Loving ElementTree | infix.se

Loving ElementTree

By Filip Salomonsson; published on May 24, 2006.

I've been using ElementTree for about a year and a half, and I am madly in love with it.

I'm not one of those XML wonks who cheeringly throw angle brackets around whenever they get the chance; my relationship with XML consists mostly of parsing existing documents and doing fun stuff with what they hold.

How do I love thee? Let me count the ways..

Whether I'm extracting data from several-hundred-megabyte linguistically annotated corpora or headers from a XHTML document or whatnot, there are basically three things, or groups of things, in ElementTree that really turns my XML frown upside down.

  1. The iterparse function is absolutely wonderful. I would marry it if I could. For any kind of bulk processing - like extracting links from a web page or converting an entire corpus to a different format - it's often the only tool I need. Whenever I just need to do X for every element of type Y, iterparse does it, and brilliantly so.
  2. The findall method and its find* compadres support basic XPath expressions to select elements or groups of elements in a tree. When I need to be a little more picky about which elements to process, these guys will do the job.
  3. I used to hate processing HTML, simply because it's usually an utterly inprocessible pile of markup dung, but the TidyHTMLTreeBuilder in elementtidy hooks into Tidy and spits out a nice tree, pretty much no matter what kind of hellish HTML I throw at it.

It's really fast

I'm quite impressed by the speed of ElementTree (or, more specifically, cElementTree). Sure, when I'm racing through a 200 MB corpus, doing some actual processing of pretty much every single element, it takes more than a few seconds. But it's fast. Really fast.
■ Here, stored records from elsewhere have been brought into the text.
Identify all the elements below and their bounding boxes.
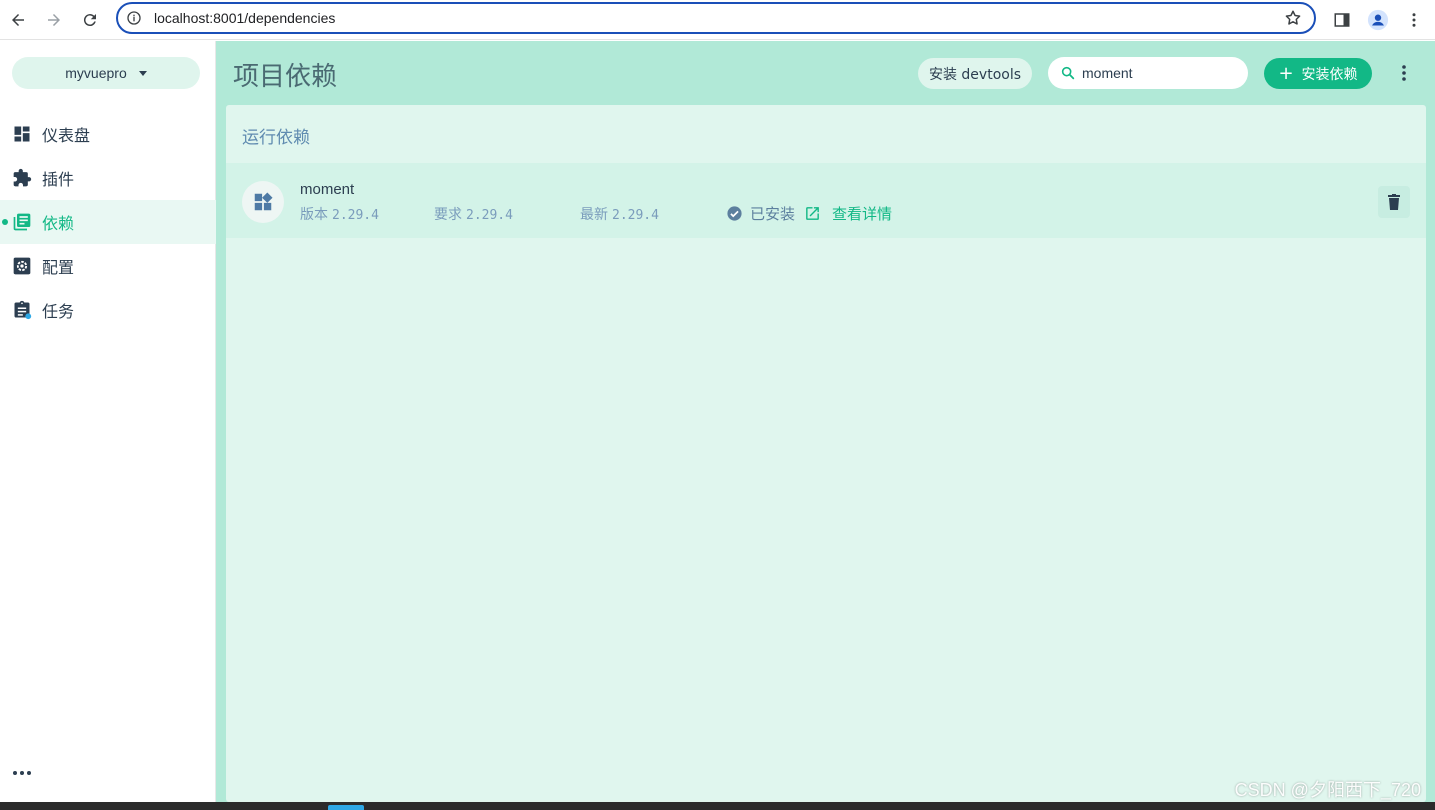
reload-icon	[83, 14, 96, 27]
wanted-label: 要求	[434, 207, 462, 223]
reload-button[interactable]	[76, 6, 104, 34]
version-info: 版本 2.29.4	[300, 204, 379, 224]
dependencies-panel: 运行依赖 moment 版本 2.29.4 要求 2.29.4 最新 2.29.4 已…	[226, 105, 1426, 802]
profile-button[interactable]	[1364, 6, 1392, 34]
caret-down-icon	[138, 70, 147, 76]
check-circle-icon	[727, 206, 742, 221]
install-devtools-button[interactable]: 安装 devtools	[918, 58, 1032, 89]
forward-button[interactable]	[40, 6, 68, 34]
uninstall-button[interactable]	[1378, 186, 1410, 218]
arrow-right-icon	[48, 14, 60, 26]
profile-avatar-icon	[1367, 9, 1389, 31]
address-bar[interactable]: localhost:8001/dependencies	[116, 2, 1316, 34]
side-panel-button[interactable]	[1328, 6, 1356, 34]
sidebar-item-label: 配置	[42, 258, 75, 277]
side-panel-icon	[1334, 13, 1350, 27]
arrow-left-icon	[12, 14, 24, 26]
view-details-link[interactable]: 查看详情	[804, 203, 892, 224]
dependency-name: moment	[300, 181, 355, 198]
taskbar-active-indicator	[328, 805, 364, 810]
sidebar: myvuepro 仪表盘 插件 依赖 配置 任务	[0, 41, 216, 802]
watermark: CSDN @夕阳西下_720	[1234, 780, 1421, 800]
settings-applications-icon	[12, 256, 32, 276]
back-button[interactable]	[4, 6, 32, 34]
installed-status: 已安装	[726, 203, 795, 224]
wanted-value: 2.29.4	[466, 208, 513, 223]
sidebar-item-plugins[interactable]: 插件	[0, 156, 216, 200]
install-dependency-label: 安装依赖	[1301, 66, 1358, 83]
sidebar-item-tasks[interactable]: 任务	[0, 288, 216, 332]
main-content: 项目依赖 安装 devtools + 安装依赖 运行依赖 moment 版本 2.…	[216, 41, 1435, 802]
assignment-icon	[12, 300, 32, 320]
package-avatar	[242, 181, 284, 223]
project-name: myvuepro	[65, 65, 127, 81]
sidebar-item-label: 插件	[42, 170, 75, 189]
browser-menu-button[interactable]	[1400, 6, 1428, 34]
sidebar-item-dashboard[interactable]: 仪表盘	[0, 112, 216, 156]
trash-icon	[1388, 194, 1400, 210]
plus-icon: +	[1278, 62, 1294, 84]
search-input[interactable]	[1082, 63, 1232, 83]
sidebar-item-label: 仪表盘	[42, 126, 91, 145]
puzzle-icon	[12, 168, 32, 188]
sidebar-item-configuration[interactable]: 配置	[0, 244, 216, 288]
bookmark-star-icon[interactable]	[1284, 9, 1302, 27]
latest-label: 最新	[580, 207, 608, 223]
dependency-row[interactable]: moment 版本 2.29.4 要求 2.29.4 最新 2.29.4 已安装 查看…	[226, 163, 1426, 238]
vertical-dots-icon[interactable]	[1394, 63, 1414, 83]
installed-label: 已安装	[750, 205, 796, 223]
url-text: localhost:8001/dependencies	[154, 10, 336, 26]
open-in-new-icon	[806, 207, 819, 220]
sidebar-item-label: 任务	[42, 302, 75, 321]
vertical-dots-icon	[1412, 13, 1416, 27]
install-dependency-button[interactable]: + 安装依赖	[1264, 58, 1372, 89]
wanted-info: 要求 2.29.4	[434, 204, 513, 224]
search-field[interactable]	[1048, 57, 1248, 89]
view-details-label: 查看详情	[832, 205, 893, 223]
taskbar	[0, 802, 1435, 810]
page-title: 项目依赖	[233, 62, 338, 92]
project-selector[interactable]: myvuepro	[12, 57, 200, 89]
browser-toolbar: localhost:8001/dependencies	[0, 0, 1435, 40]
version-label: 版本	[300, 207, 328, 223]
more-horizontal-icon[interactable]	[12, 768, 32, 778]
version-value: 2.29.4	[332, 208, 379, 223]
section-title: 运行依赖	[242, 128, 310, 148]
dashboard-icon	[12, 124, 32, 144]
sidebar-item-dependencies[interactable]: 依赖	[0, 200, 216, 244]
latest-info: 最新 2.29.4	[580, 204, 659, 224]
info-icon	[127, 11, 141, 25]
sidebar-item-label: 依赖	[42, 214, 75, 233]
widgets-icon	[254, 192, 273, 211]
search-icon	[1061, 66, 1075, 80]
sidebar-nav: 仪表盘 插件 依赖 配置 任务	[0, 112, 216, 332]
library-books-icon	[12, 212, 32, 232]
latest-value: 2.29.4	[612, 208, 659, 223]
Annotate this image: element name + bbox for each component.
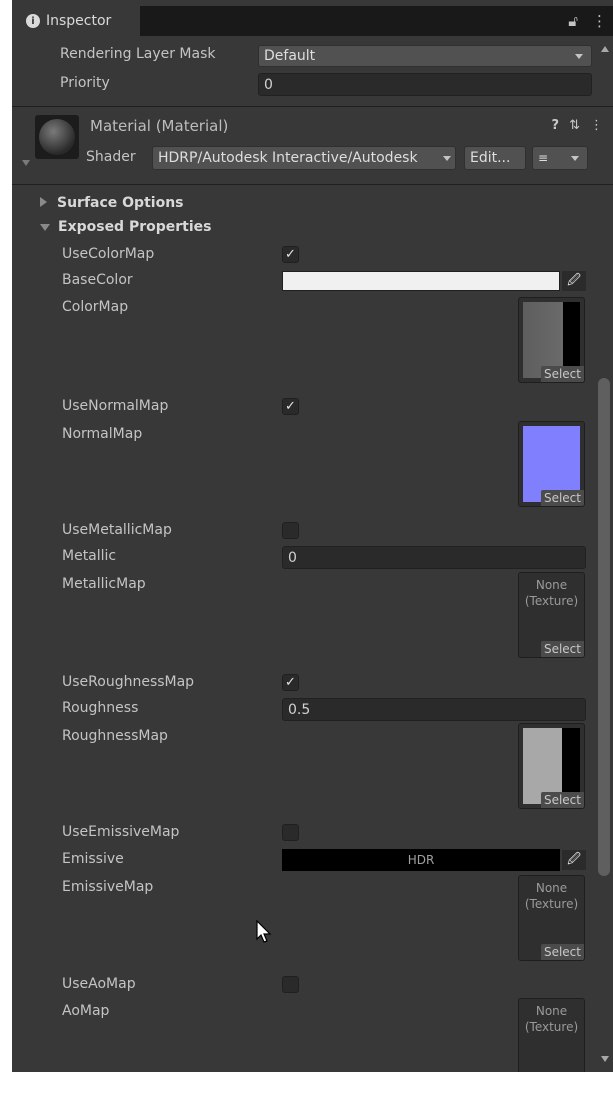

In the web crawler I'm working on, TidyHTMLTreeBuilder extracts URLs from up to a few thousand HTML documents per minute. Before I've even started wondering what it's doing, it's done.

Going the other way

Like I said, when it comes to XML, I much more of a consumer than a producer, but of course there are times when I need to churn out some of that extensible markup as well. And it's nothing short of a breeze with ElementTree. I toyed around with some RSS/Atom generation recently, and it was so easy I thought I was doing it wrong.

One thing amiss

I'm not sure I'm not just missing something really obvious, but I seem to miss a one-shot way to create elements with simple text contents, like <title>Foo</title>. I always find myself adding a TextElement function in such cases:

def TextElement(tag, text, *args, **kwargs):
    elem = Element(tag, *args, **kwargs)
    elem.text = text
    return elem

But I guess I can live with that.